The way Andy Coull, president of J.M. Coull, sees it, Paquette is right. Companies are constantly trying to grow geographically, but they should also be willing to grow into new lines of business.
Coull has worked in Connecticut for a decade, but usually when the firm was brought in by other contractors on a job. “We said, ‘Let’s do this on purpose,’ and we made the decision prior to the big economic downturn.”
But the Shelton, Conn. outpost isn’t just a replication of the company’s Maynard operation. Coull said he chose the New Haven area because the firm wants to do more construction jobs for health care and education clients. And while that is new territory for Coull, it’s not completely foreign. The company specializes in work for technology manufacturers and biotech firms and is known for building laboratory clean rooms.
When the economy hit the skids, the Shelton office was in the planning stages, Coull said. It wasn’t too late to put the project on hold.
“But we had made the commitment. We had made the decision and we were going to stick with that commitment despite the economy,” Coull said.
In early July, Consigli and Kirchoff Construction Management formed Kirchoff-Consigli Construction Management, giving Consigli a presence in Upstate New York to go along with its headquarters in Milford and offices in Portland, Maine and Enfield, Conn.
The firm will focus on the management of corporate, academic and health care construction projects. These are the same industries that Consigli focuses on outside of its partnership with Kirchoff, and Anthony Consigli, the company’s president, said the time was right to make a move.

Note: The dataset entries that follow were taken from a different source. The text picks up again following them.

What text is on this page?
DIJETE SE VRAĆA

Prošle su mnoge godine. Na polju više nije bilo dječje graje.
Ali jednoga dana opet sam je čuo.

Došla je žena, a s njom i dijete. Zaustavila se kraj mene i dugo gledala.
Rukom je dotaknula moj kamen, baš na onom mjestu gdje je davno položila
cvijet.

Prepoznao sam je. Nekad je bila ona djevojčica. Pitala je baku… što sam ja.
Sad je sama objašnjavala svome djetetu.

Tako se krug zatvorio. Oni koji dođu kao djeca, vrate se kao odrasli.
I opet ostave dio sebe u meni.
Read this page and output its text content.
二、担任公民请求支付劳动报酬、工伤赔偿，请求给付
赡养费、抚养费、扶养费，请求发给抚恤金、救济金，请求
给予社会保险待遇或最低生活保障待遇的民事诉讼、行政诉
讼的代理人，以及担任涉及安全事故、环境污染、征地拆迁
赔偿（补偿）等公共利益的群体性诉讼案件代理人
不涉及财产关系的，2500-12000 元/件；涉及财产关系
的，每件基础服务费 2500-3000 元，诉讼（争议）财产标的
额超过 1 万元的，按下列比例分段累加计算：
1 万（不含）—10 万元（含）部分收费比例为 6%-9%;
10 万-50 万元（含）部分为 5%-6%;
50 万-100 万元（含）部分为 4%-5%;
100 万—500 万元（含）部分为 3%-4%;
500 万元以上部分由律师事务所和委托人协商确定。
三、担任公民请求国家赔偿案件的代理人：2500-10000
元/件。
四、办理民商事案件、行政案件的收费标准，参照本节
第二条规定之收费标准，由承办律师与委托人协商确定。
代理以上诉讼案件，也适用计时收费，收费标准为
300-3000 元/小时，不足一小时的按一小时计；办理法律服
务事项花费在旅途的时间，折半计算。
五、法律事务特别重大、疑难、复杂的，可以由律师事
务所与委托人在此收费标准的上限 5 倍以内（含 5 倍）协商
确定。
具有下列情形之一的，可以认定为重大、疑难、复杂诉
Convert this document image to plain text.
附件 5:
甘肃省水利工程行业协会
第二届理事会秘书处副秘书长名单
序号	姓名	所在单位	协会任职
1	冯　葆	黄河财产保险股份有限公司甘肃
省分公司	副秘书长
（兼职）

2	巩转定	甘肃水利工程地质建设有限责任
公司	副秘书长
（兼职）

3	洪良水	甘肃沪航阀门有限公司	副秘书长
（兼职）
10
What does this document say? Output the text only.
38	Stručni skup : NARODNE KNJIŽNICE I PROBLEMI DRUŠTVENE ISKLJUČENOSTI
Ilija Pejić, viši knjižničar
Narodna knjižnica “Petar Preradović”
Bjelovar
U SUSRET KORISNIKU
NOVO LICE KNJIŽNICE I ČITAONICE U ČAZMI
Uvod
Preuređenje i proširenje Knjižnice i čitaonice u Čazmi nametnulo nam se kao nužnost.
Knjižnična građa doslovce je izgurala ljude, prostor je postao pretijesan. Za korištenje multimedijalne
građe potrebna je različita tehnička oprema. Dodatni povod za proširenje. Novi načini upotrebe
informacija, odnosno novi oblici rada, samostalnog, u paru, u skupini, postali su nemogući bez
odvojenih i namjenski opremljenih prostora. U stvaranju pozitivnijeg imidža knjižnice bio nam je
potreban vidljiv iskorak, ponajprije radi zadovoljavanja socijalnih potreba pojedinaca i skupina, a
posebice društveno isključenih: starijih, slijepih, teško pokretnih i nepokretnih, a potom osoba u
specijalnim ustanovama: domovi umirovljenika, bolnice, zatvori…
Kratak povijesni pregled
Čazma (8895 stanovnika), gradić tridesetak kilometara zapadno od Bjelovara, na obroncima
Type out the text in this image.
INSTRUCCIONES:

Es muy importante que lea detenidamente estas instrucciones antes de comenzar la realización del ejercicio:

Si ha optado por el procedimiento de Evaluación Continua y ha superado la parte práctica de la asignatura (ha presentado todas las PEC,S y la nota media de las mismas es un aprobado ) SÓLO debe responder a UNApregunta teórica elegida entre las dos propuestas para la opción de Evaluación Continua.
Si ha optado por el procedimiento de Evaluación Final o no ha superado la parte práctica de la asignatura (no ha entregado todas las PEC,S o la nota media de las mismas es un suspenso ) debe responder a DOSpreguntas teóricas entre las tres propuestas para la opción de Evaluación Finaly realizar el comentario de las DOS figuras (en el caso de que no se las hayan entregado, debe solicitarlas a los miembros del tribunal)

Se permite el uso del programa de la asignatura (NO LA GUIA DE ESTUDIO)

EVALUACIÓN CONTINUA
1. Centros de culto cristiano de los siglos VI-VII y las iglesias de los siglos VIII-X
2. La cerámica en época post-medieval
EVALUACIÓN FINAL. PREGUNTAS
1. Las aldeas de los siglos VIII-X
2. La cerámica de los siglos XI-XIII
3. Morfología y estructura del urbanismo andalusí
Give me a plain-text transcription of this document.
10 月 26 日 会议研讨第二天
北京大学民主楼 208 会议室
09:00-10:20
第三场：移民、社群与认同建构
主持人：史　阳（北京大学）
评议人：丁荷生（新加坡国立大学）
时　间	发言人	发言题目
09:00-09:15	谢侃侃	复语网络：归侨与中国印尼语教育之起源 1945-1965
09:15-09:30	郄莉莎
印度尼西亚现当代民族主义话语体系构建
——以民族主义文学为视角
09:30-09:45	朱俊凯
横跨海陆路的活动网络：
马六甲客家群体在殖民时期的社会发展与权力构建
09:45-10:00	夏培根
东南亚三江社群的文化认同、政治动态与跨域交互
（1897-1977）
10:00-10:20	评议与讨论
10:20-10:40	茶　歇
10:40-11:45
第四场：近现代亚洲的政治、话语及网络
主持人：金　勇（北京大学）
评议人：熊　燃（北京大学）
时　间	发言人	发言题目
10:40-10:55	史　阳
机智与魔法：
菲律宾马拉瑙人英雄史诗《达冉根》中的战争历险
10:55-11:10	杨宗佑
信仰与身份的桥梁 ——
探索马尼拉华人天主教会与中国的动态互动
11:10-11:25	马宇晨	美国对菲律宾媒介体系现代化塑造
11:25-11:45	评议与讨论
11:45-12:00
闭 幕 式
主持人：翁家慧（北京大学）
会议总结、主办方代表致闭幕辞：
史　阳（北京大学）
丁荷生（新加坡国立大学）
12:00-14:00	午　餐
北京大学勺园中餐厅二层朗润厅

“To get through the recession, however long it might last, you have to be creative and somewhat aggressive,” Consigli said. He said forming a new company with Kirchoff gave the company the opportunity to tackle larger projects in a new area that is nevertheless contiguous with New England and the ability to share overhead costs.
The Kirchoff-Consigli partnership was initiated by Kirchoff. The two companies are working together on the restoration of the New York State Capitol in Albany, a $45 million project.